Kim Anh et Ba-Hung ont fait le trajet Saïgon-Paris il y a trente ans. Un voyage sans retour, car ils ont tout laissé, sauf l'amour du pays et le goût de sa cuisine. En 1985, ils ouvrent un minuscule restaurant, rue de l'Eglise, dans le 15e arrondissement de Paris, où jusque-là les Asiatiques ne s'aventuraient guère. Nguyen Ba-Hung, l'ancien homme d'affaires qui importait vins, alcools et denrées de France au Vietnam, joue les amphitryons. Kim Anh, elle, apprend à reproduire les plats saïgonnais de sa mère et ceux, plus puissants, de la cuisine du Nord natal de son mari. Kim Anh, un nom qui qualifie l'éclat de l'argent, peut se traduire par "vif-argent" au sens figuré.

Vingt ans plus tard, ses yeux pétillent encore au centre d'un visage toujours souriant. La tradition, au Vietnam, veut que les femmes s'activent à la cuisine pendant que les hommes s'intéressent à la poésie, au jeu et même... à la table ! Car les Vietnamiens sont gourmands. Il n'est que de constater la richesse éclatante des fruits et des fleurs sur les marchés, la profusion des crevettes et des poissons et les innombrables "roulantes" qui, dès le matin, distribuent le phö, ­ le potage national, un bouillon de bœuf assaisonné de nuoc-mâm, de gingembre, d'oignons ou d'échalotes, d'épices, agrémenté d'un peu de viande de bœuf ou de volaille émincée.

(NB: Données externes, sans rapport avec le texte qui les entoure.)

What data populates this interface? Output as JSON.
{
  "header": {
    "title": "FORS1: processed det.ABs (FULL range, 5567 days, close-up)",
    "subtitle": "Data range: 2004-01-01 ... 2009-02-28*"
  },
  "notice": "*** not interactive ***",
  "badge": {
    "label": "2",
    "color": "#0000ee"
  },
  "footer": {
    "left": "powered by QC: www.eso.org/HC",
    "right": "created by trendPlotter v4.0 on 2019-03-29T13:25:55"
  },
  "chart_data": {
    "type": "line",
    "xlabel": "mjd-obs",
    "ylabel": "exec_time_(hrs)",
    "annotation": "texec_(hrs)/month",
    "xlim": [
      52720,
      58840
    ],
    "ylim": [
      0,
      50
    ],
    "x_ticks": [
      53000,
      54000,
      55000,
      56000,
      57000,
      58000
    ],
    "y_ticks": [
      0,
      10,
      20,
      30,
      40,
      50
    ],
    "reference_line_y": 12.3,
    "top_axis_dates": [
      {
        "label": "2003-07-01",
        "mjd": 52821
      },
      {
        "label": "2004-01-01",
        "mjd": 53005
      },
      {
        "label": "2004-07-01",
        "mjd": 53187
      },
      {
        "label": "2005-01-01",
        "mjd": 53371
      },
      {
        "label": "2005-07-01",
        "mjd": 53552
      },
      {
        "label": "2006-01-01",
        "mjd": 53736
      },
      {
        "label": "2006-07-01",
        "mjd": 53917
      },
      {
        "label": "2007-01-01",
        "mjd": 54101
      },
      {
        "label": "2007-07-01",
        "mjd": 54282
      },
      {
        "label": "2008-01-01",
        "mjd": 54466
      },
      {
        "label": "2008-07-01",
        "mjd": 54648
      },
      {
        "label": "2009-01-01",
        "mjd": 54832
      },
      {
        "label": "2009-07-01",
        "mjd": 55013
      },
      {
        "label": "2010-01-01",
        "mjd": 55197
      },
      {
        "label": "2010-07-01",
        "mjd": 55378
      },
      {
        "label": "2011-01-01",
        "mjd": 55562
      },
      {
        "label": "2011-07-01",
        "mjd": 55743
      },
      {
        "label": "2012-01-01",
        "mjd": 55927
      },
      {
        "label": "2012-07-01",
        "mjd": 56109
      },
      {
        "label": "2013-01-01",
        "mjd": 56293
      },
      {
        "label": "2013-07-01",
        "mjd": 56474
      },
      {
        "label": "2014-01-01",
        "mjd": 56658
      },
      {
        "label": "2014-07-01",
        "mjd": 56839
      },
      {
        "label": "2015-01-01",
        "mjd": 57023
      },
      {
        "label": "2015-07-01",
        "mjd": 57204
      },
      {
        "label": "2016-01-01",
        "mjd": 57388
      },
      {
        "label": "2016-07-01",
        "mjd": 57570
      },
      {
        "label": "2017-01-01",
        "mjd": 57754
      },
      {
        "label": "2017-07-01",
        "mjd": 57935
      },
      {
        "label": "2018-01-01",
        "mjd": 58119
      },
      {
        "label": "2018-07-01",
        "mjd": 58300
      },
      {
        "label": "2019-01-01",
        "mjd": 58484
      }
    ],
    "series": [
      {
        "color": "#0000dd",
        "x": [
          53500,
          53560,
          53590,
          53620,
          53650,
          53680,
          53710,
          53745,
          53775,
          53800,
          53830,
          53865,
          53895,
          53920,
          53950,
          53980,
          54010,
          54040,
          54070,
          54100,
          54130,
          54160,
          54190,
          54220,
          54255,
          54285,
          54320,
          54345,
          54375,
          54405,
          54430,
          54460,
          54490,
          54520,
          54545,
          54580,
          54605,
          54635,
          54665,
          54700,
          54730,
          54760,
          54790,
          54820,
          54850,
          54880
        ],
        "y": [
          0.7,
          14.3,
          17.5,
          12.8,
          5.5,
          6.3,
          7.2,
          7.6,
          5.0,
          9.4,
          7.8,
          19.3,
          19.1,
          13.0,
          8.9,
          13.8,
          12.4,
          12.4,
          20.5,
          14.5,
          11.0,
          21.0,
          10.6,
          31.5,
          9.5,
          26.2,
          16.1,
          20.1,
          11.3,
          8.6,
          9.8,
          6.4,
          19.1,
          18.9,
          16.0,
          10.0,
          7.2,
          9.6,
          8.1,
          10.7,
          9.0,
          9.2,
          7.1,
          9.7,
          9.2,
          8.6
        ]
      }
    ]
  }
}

Depuis vingt ans, Kim Anh est au fourneau, car elle ne sait pas faire autrement qu'assembler elle-même la chair de huit tourteaux cuits à la minute, vérifier qu'elle ne contient ni branchies molles ni partie non comestible, avant d'ajouter un peu de chair de jambonneau hachée, les parties crémeuses et le corail des crabes. Sans oublier les jaunes d'œuf battus, les champignons parfumés, les échalotes et la mie de pain émiettée. Comme la mère Brazier préparant son appareil à quenelle, personne d'autre que Kim Anh ne saurait aussi bien mélanger le tout pour obtenir une farce homogène et, surtout, assaisonner de sucre, sel, poivre et nuoc-mâm. C'est ainsi, à force de patience et de gestes répétés, de produits d'excellence désormais importés à Paris, que s'est constitué peu à peu le couple le plus original de la cuisine du Sud-Est asiatique à Paris.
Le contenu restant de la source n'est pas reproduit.